我有一个大型数据集的运行统计数据多年存储在excel我想处理在pythonPandas和目前的输出与分组的距离范围作为行和年作为列,每个单元格的表将包含计数,平均速度,和最小速度。我已经能够创建输出的排序得到那里,但输出格式不好
import pandas as pd
pd.set_option('display.max_rows', 1000)
pd.set_option('display.max_columns', 100)
# set max width to 100
pd.set_option('display.width', 100)
# Replace "file_path.xlsx" with the actual path to your Excel file
df = pd.read_excel(r"C:\xxxxxx\OneDrive\Documents\garmin running data1.xlsx",
sheet_name='jun 15 2018 to apr 19 2023')
df = df[df['Activity Type'] == 'Running']
# Define the bins for grouping distances and labels for each bin
bins = [0, .5, 2.4, 3.3, 4.6, 5.4, 6.5, 13, 19.5, 20.2, 30]

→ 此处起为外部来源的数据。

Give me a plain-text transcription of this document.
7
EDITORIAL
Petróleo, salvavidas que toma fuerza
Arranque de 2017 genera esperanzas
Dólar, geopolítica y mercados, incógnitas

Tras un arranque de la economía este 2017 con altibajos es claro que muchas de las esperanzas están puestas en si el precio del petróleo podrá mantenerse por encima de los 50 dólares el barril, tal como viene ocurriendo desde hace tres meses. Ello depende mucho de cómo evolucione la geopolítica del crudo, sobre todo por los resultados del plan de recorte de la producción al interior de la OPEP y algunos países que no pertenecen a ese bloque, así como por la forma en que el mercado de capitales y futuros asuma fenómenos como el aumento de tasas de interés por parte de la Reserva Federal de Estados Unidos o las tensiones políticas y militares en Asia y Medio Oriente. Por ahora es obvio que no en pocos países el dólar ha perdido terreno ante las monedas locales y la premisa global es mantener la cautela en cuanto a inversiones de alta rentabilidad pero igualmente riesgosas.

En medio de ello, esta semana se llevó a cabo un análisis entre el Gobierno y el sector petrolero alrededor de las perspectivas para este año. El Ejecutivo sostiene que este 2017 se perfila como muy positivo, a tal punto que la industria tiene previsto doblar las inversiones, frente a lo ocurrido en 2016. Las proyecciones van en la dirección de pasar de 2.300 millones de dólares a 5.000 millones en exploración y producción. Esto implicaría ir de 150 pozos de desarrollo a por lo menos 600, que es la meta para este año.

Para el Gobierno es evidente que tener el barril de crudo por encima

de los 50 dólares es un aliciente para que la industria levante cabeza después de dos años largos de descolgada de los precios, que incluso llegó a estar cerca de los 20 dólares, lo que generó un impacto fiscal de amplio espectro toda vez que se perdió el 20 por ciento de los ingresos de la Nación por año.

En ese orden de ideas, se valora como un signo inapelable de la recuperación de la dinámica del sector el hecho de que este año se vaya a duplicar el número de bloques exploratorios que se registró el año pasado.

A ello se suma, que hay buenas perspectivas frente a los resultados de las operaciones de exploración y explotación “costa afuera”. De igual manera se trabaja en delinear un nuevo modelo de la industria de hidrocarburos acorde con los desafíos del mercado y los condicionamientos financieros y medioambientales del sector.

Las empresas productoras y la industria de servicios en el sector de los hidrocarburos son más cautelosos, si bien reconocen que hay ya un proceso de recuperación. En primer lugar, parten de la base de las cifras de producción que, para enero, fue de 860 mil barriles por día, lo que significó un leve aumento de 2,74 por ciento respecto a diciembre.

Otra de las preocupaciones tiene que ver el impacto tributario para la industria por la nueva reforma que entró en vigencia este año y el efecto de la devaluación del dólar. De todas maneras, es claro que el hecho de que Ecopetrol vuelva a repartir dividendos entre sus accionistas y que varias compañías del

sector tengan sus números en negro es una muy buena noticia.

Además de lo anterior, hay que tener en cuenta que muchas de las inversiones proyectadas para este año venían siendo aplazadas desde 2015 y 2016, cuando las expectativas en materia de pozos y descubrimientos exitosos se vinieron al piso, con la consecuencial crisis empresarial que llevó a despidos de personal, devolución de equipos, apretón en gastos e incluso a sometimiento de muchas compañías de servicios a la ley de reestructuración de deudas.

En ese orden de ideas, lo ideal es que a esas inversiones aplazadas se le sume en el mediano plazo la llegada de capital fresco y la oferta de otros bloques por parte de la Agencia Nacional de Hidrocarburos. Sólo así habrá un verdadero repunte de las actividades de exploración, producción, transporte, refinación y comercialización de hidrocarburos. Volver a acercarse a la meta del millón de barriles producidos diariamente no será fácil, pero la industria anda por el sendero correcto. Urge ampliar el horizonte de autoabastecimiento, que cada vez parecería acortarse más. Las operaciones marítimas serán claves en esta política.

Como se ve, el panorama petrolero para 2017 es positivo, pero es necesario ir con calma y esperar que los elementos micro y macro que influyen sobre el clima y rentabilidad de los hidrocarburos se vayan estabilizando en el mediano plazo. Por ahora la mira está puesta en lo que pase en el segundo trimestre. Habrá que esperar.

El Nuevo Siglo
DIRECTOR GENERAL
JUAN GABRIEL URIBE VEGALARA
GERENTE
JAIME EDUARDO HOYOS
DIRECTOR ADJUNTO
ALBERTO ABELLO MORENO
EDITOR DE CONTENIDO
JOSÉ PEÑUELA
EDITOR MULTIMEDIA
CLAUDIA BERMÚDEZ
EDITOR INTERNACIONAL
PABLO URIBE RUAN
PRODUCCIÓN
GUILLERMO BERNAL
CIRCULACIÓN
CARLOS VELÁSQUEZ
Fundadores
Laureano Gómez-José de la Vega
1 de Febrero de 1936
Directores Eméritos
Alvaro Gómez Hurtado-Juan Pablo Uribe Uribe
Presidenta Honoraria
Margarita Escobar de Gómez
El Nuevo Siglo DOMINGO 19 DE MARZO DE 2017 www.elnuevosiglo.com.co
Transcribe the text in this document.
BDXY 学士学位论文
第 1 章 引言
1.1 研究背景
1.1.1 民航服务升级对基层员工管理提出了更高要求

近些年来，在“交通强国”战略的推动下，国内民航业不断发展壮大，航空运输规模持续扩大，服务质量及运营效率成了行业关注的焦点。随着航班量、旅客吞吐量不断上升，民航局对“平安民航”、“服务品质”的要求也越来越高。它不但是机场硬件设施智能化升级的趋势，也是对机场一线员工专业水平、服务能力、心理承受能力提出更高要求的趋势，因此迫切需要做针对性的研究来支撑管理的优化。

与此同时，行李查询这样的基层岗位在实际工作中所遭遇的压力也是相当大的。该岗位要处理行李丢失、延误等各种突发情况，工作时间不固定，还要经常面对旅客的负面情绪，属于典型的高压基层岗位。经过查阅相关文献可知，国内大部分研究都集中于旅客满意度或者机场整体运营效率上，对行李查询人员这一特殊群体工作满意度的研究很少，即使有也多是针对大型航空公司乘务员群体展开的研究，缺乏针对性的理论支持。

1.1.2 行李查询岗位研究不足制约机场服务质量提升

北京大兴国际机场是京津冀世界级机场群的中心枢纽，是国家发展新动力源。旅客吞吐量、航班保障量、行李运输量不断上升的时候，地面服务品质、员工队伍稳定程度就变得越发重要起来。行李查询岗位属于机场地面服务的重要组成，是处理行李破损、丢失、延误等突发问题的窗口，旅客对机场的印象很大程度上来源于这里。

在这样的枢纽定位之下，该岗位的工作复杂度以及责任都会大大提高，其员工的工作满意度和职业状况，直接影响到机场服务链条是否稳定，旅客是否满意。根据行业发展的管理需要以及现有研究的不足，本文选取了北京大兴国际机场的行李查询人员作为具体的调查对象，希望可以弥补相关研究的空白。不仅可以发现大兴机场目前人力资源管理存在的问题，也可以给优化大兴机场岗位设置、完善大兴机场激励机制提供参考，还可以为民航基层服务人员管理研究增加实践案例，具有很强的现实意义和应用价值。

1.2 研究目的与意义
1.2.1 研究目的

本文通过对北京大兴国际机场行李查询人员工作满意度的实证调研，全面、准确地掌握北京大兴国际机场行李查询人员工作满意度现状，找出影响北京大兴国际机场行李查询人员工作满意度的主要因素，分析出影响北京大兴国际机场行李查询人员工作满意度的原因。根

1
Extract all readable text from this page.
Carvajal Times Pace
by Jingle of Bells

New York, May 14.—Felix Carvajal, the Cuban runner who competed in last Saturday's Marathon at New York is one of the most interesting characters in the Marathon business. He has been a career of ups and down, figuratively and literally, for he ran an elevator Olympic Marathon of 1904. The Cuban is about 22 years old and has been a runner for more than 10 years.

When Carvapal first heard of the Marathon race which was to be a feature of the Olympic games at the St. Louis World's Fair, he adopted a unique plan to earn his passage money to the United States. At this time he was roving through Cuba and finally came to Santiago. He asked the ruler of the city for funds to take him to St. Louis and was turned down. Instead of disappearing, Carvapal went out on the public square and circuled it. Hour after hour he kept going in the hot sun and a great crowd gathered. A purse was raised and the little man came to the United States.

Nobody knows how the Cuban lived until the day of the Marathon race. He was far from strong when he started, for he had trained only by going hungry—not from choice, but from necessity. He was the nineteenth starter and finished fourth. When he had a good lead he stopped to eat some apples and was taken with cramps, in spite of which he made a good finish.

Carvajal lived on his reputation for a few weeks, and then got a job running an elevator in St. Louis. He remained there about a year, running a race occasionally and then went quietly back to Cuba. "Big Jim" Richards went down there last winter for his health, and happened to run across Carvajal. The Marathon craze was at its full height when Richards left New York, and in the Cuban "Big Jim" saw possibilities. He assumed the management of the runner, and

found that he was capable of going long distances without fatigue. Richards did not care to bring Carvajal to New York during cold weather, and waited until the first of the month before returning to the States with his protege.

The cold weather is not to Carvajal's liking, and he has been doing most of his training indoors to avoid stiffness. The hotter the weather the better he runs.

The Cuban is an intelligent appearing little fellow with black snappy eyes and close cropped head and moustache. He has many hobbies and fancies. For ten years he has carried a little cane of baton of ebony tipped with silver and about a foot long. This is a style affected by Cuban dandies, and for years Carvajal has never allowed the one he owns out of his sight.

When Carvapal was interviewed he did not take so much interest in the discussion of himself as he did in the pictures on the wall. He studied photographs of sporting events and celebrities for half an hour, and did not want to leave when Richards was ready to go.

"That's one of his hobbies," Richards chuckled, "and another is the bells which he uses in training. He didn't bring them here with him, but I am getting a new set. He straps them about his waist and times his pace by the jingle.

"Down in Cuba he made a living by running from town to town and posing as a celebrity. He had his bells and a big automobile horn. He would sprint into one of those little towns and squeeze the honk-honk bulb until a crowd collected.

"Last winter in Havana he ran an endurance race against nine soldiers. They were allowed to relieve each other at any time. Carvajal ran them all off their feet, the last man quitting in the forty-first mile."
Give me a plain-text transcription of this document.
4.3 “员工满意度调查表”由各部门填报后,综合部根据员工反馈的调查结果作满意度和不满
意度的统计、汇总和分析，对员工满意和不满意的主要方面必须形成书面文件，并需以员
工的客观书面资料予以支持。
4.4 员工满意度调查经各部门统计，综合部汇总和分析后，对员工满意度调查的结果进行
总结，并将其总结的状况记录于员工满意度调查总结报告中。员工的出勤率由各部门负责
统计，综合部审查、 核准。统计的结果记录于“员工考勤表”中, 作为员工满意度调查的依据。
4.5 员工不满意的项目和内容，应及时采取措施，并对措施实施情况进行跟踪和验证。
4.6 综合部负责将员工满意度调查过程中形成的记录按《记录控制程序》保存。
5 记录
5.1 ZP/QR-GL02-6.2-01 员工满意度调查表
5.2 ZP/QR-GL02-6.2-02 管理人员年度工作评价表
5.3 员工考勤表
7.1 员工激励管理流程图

labels = ['false start', '2 miles', '5k', '4 miles', '5 miles', '10K', 'Half', 'Long Train', '20', 'Marathon']
# Extract the year from the date field
df['Year'] = df['Date'].dt.year
# Create a new column that assigns each distance to a bin with named labels
df['Distances'] = pd.cut(df['Distance'], bins=bins, labels=labels)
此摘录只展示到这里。